Smart Investor 6/2015 – Editorial

An der Börse galten die Energieversorger vor nicht allzu langer Zeit als Witwen- und Waisenpapiere. Aktien, die risikoscheuen Investoren sichere Dividenden und stabile Kurse garantierten. Doch die karge Witwenrente hätte mit e.on oder RWE in den letzten Jahren kaum aufgebessert werden können. Stattdessen sind die Papiere der Versorger auch im siebten Jahr nach der Finanzkrise noch immer nicht vom Fleck gekommen – eine Branche, wie prädestiniert für den großen Turnaround also?

Fundamental sieht auf den ersten Blick doch alles glänzend aus: Die Papiere der großen deutschen Stromkonzerne notieren nahe ihren Buchwerten, die KGVs sind im Vergleich zum breiten Markt nicht zu teuer. Und auch in Zukunft wird das Land nach Strom verlangen. Warum also sollten die Aktien nicht einen neuen Frühling erleben dürfen? Sie könnten es vermutlich, wenn nicht Sünden aus der Vergangenheit „schwer wie Uran“ auf den Bilanzen der Konzerne lasten würden. Sie ahnen vermutlich, worauf ich hinaus will.

In unserer Titelstory (S. 24) haben wir uns daher sowohl mit den Bilanzen der Versorger als auch mit dem, was gerade nicht darin geschrieben steht, befasst.

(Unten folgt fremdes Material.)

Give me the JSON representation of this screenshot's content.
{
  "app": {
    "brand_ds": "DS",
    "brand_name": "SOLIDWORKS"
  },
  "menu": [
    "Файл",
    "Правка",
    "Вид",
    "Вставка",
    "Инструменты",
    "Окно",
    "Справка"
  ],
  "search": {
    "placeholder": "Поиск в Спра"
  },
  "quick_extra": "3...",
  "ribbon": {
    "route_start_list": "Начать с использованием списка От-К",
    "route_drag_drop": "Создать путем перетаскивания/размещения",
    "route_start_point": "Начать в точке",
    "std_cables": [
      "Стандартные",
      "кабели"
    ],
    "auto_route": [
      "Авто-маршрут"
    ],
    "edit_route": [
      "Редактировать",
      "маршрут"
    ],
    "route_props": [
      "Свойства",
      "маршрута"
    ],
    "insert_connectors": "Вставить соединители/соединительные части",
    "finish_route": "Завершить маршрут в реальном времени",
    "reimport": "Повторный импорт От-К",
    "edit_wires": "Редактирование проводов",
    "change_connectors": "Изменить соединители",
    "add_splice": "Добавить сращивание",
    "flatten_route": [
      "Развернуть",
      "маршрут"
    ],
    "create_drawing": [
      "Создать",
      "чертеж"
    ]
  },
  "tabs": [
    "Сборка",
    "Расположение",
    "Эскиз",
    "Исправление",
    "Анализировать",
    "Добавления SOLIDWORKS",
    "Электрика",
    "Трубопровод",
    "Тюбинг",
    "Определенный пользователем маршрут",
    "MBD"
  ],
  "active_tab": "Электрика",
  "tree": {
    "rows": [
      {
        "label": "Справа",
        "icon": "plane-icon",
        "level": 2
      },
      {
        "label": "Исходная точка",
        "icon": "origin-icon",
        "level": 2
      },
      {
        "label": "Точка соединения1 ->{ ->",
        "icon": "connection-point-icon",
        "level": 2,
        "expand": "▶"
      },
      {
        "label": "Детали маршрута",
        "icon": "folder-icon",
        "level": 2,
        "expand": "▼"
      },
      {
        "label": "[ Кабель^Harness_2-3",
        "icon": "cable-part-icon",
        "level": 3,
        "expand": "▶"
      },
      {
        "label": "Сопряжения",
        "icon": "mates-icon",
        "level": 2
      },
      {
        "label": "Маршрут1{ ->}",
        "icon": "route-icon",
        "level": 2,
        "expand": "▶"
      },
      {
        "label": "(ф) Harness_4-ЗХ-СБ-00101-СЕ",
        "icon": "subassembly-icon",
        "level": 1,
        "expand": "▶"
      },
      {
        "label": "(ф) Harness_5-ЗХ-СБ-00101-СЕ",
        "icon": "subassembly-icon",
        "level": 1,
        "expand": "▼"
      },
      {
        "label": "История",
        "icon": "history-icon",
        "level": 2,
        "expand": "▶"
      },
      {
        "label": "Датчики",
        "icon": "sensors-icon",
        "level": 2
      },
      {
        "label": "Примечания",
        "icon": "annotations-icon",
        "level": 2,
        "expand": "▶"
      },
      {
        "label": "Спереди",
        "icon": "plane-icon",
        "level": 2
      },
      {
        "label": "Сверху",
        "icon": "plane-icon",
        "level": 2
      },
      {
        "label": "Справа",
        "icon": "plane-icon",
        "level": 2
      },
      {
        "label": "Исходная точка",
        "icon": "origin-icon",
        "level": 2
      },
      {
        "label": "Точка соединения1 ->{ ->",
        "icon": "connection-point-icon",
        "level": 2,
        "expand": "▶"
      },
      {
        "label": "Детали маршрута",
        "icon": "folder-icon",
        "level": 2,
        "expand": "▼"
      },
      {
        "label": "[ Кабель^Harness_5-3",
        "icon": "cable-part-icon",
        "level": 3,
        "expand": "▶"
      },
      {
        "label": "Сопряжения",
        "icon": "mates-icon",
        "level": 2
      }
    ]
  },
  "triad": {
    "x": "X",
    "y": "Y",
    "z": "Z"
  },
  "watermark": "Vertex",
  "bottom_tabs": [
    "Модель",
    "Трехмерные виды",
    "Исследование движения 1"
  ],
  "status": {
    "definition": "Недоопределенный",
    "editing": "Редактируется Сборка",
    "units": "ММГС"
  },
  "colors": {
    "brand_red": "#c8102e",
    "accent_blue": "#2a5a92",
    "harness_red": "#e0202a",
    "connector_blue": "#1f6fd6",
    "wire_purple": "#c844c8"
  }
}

Dabei haben wir interessante Erkenntnisse zu Tage gebracht. Vor allem ist uns jedoch eines aufgefallen: Das Phänomen von unsichtbaren Altlasten scheint nicht auf die Energiebranche beschränkt zu sein, der „finanzielle Fallout“ belastet unser gesamtes Finanzsystem. Denn wie schwarzer Regen ergießt sich die Liquidität der Zentralbanken über unser Wirtschaftssystem. Und genau wie beim sogenannten „Washout“ sehen die Regentropfen – in Form von niedrigen Zinsen – zu Beginn noch völlig harmlos aus.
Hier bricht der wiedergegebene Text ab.